How does the work take shape technically? After a series of photographic shots, the artist assembles the images into a collage during the postproduction process; the collage then becomes a model that she begins to paint at an enlarged scale, suspended within a white space. “The background,” she explains, “is meant to evoke infinite space, as well as the void from which everything seems to originate. This space allows the volumetric dimension to emerge, making the subject resemble a sculpture.”
A crucial aspect of Dell’ Angelo’s poetics lies in her nature as a “stone gatherer” during her walks. Nature incorporates different species as well as human-made artifacts: her painted hands evoke this integration.

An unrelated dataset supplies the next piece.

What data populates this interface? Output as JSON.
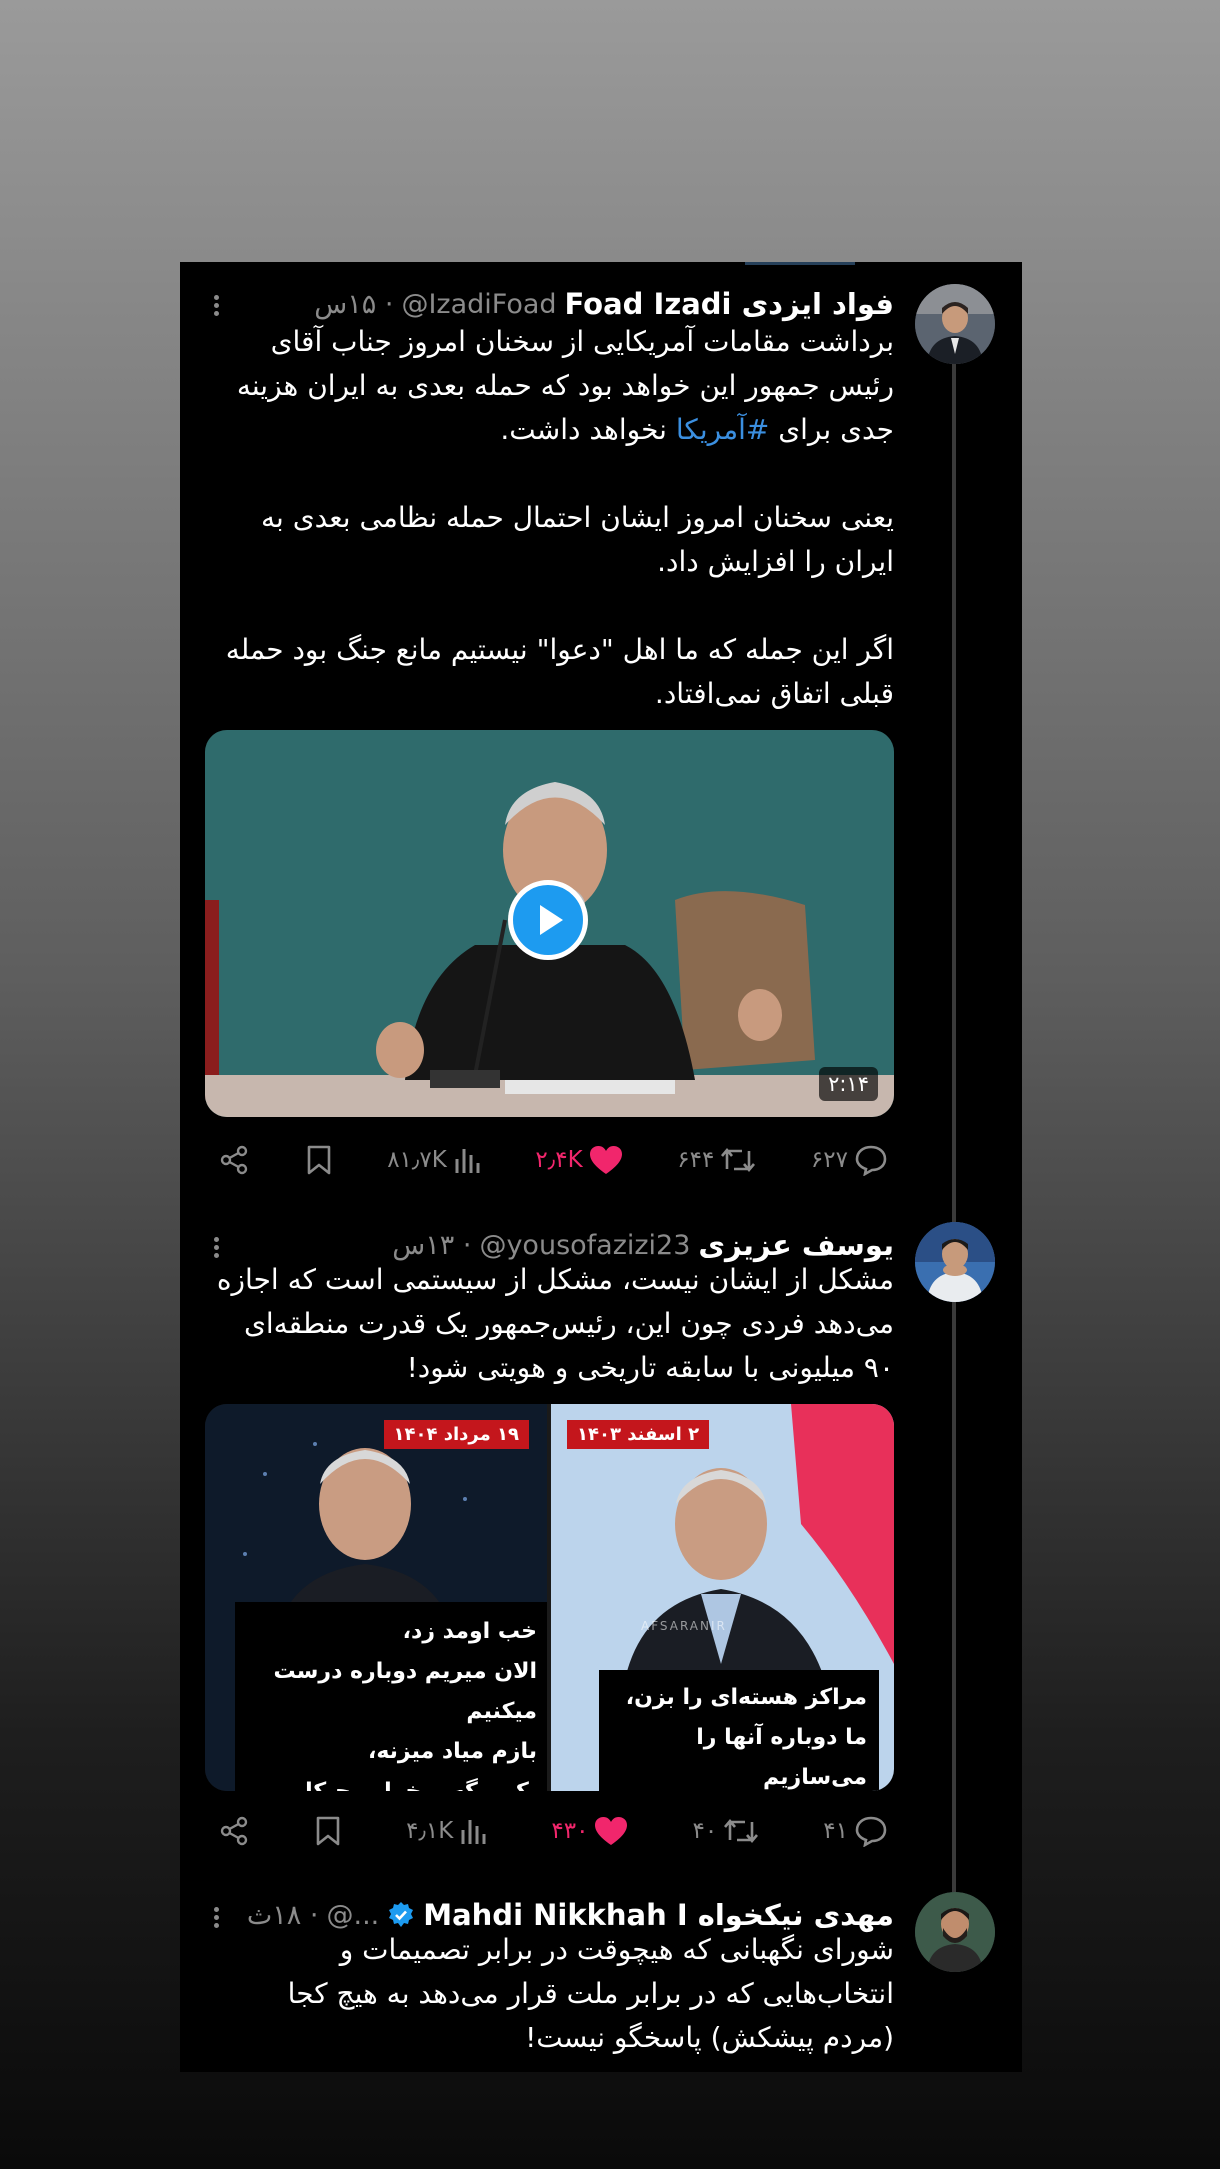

This biographical inclination is further reflected in a desaturated chromatic palette of earthy tones, calcareous grey-greens, and mineral veining, as well as in a mark that appears to sculpt matter directly onto the canvas. Her way of painting (“almost scholastic,” as she herself describes it) is transformed into a salvific gesture through the rubbing and friction of colour, capable of giving sculptural form to a two-dimensional surface.
Marta’s hands possess the density and temperature of pebbles and stones shaped by time, in which the body is nonetheless evoked. Vital form is conveyed through volume. Transforming flesh into stone and stone into flesh thus means removing relation from the perishability of biological time and entrusting it to the stability of mineral matter. The paintings are accompanied by unmistakable titles (Sandstone, Karst Stone, Stone…). A fusion is thereby achieved in which anatomy obeys laws of sedimentation: the interlocking of gestures is no longer merely human but becomes a permanent geological structure.
Just as stones are selected and fitted together to build a foundation, so Marta Dell’ Angelo assembles hands. Their union evokes a lithic interlocking, a solid and indispensable architecture upon which the entire edifice of human coexistence rests. The handstone is, ultimately, the cornerstone of her matrix: a fragment of humanity endowed with the ineluctable force of the earth. In this way, relation acquires both physical and perceptual weight. The hands she paints restore a mineral solidity to those gestures of contact that would, otherwise, vanish into the undifferentiated flow of the everyday.
* Leandra Bruzzone, Fare mostre. Pratiche curatoriali, orizzonti di senso, 2023, Postmedia Books.